Most of those trafficking victims are engaged as cheap labourers in coal mines of Meghalaya, tea gardens in Assam and prostitution in several states.

"The region, besides being a transit point of human trafficking, has also emerged as a destination point. We have rescued a number of children hailing from Nepal and Bangladesh from Assam and Meghalaya who were trafficked to work as cheap labour there," said Hasina Kharbhih, team leader of Impulse NGO.

"Cross border trafficking is very much relevant in N-E, with the region sharing borders with five countries. Some large international trafficking gangs are in operation in the region," she said.

A minor girl from Nepal, who was brought to Assam along with three others, was rescued by Impulse from a house in Assam and sent her home on September 17.

Two other boys, who were trafficked from Bangladesh, were working in the coal mines of Jaintia Hills in Meghalaya were also been rescued and were likely to be sent home soon.

"It is estimated that some 6,000 to 10,000 girls are trafficked annually from Nepal to Indian brothels and a similar number are trafficked from Bangladesh. 27,000 Bangladeshi women and children have been forced into prostitution in Indian brothels," a report by Childline India Foundation said.

While trafficked children are often booked under the Illegal Migration Act, Impulse feels the Juvenile Justice Act or the proposals of the SAARC Convention on Trafficking could be applied to repatriate the victims to their homes, the NGOs say.

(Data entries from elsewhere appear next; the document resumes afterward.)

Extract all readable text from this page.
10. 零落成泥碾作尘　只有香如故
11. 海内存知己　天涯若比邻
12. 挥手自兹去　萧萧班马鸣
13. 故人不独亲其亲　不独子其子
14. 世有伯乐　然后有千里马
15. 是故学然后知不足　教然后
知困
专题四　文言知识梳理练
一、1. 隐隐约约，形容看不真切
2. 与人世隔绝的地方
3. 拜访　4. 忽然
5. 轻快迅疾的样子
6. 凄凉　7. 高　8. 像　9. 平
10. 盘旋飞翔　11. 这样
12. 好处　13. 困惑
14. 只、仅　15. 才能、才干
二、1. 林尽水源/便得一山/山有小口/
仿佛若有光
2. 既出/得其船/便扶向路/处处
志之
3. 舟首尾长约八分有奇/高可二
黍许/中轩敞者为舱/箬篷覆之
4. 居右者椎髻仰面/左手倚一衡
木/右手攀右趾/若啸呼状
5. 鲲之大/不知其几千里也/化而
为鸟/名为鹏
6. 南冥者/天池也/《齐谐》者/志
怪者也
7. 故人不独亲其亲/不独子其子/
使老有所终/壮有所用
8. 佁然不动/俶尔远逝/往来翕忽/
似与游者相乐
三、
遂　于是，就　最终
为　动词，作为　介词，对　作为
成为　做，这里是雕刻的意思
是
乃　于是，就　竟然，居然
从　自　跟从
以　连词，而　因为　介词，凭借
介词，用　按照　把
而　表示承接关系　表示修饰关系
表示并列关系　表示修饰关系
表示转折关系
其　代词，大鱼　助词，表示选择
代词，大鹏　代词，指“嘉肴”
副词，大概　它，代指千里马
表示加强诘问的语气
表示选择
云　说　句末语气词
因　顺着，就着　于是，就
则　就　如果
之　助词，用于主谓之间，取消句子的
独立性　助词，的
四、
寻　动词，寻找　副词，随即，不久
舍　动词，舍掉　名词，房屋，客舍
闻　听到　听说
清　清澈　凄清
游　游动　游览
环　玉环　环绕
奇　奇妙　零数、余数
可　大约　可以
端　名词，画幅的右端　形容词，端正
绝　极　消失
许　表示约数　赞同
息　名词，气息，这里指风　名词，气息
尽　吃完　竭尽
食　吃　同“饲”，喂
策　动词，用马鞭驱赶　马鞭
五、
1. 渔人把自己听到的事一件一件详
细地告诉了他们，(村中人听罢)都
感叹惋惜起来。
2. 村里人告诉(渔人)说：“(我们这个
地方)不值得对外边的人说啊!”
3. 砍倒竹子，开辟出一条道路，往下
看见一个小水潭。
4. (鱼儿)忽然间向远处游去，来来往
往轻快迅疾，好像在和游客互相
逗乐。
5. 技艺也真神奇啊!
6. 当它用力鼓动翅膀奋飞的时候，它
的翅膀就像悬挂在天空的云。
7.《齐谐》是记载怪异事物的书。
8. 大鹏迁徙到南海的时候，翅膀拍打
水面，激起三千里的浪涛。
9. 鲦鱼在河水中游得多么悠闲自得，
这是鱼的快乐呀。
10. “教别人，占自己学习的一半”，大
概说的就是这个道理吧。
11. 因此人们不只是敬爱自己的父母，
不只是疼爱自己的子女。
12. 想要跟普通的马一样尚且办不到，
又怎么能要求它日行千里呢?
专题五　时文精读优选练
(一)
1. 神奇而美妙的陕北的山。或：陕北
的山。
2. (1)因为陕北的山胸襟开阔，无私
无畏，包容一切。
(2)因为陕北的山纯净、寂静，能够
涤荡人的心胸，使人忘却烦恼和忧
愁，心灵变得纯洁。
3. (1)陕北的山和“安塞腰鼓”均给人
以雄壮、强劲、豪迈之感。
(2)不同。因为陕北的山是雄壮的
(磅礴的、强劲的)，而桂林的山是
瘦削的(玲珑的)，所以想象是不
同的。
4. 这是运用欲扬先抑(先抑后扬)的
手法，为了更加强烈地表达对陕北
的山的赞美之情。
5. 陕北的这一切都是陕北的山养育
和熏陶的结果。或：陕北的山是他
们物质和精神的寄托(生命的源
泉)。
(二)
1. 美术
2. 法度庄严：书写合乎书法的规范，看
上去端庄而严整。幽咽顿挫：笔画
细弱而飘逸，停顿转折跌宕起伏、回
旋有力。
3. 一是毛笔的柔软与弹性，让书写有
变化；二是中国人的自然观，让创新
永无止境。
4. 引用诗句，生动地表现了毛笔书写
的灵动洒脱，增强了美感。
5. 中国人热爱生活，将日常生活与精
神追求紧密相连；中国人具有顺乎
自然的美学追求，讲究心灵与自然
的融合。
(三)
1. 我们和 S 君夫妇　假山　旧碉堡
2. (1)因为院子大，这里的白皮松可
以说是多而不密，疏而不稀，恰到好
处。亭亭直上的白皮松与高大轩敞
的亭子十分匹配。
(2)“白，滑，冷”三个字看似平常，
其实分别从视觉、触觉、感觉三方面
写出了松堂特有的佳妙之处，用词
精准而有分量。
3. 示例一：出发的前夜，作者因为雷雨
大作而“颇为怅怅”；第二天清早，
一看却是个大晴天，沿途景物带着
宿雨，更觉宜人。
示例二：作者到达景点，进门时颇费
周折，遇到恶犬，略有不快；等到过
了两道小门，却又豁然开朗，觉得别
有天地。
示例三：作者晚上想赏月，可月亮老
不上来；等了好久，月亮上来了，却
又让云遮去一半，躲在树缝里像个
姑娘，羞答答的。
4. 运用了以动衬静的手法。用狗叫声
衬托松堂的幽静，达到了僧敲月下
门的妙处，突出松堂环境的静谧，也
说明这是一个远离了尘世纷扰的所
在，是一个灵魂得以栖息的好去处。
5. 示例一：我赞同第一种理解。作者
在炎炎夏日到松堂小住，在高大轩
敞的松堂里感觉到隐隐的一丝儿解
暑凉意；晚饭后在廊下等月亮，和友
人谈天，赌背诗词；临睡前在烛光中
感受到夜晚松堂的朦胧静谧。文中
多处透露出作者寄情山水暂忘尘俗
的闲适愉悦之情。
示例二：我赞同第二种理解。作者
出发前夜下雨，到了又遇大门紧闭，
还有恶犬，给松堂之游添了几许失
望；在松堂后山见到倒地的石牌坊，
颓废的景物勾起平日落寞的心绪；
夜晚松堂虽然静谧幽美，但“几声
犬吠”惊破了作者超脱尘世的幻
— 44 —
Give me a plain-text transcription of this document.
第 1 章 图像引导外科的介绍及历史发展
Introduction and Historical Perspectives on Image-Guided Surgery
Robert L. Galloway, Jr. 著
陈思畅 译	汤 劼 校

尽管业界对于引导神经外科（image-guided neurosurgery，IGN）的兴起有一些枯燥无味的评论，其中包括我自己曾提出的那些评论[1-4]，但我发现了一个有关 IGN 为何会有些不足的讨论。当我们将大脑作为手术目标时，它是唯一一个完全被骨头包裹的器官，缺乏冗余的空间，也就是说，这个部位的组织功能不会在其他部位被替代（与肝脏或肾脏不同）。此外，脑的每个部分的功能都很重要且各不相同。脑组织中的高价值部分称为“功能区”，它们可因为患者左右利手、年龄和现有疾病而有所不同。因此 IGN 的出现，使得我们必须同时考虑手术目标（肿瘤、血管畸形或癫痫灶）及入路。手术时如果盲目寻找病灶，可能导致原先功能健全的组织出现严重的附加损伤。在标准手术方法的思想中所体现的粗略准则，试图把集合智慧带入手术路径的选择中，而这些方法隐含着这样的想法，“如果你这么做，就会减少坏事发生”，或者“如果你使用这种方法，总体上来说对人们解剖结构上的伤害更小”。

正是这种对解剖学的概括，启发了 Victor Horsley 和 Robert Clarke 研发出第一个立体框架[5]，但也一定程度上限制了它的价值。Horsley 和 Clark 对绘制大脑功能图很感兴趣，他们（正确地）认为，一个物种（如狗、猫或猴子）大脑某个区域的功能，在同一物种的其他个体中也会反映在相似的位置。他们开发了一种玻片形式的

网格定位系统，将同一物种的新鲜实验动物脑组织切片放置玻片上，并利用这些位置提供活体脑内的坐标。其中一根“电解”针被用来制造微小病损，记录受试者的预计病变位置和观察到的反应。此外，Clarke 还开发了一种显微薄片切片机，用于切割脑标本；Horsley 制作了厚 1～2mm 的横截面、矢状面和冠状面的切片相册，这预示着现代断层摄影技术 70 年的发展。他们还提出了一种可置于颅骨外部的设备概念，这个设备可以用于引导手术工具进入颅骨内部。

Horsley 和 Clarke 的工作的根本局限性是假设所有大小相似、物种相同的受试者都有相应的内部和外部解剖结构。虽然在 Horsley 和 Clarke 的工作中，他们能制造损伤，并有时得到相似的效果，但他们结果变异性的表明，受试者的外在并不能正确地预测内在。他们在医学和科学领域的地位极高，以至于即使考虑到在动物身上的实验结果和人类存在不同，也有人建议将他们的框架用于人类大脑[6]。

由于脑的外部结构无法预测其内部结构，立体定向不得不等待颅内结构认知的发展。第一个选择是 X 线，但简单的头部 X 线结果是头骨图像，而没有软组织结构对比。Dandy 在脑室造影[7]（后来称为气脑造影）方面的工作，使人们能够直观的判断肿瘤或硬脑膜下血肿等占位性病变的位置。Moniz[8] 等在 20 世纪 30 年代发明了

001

Many of these children are trafficked in connivance with their parents.

It is estimated that Nepalese children constitute 20 per cent (40,000) of the estimated 200,000 Nepalese prostitutes in India.

The average age of girls trafficked from Bangladesh and Nepal into India has fallen over the past decade from 16-18 to 10-15 years.

With India sharing a 4,222 kilometre border with 28 districts of Bangladesh, most of it open with rivers criss-crossing it, traffickers take advantage of this to smuggle in their hapless human cargo.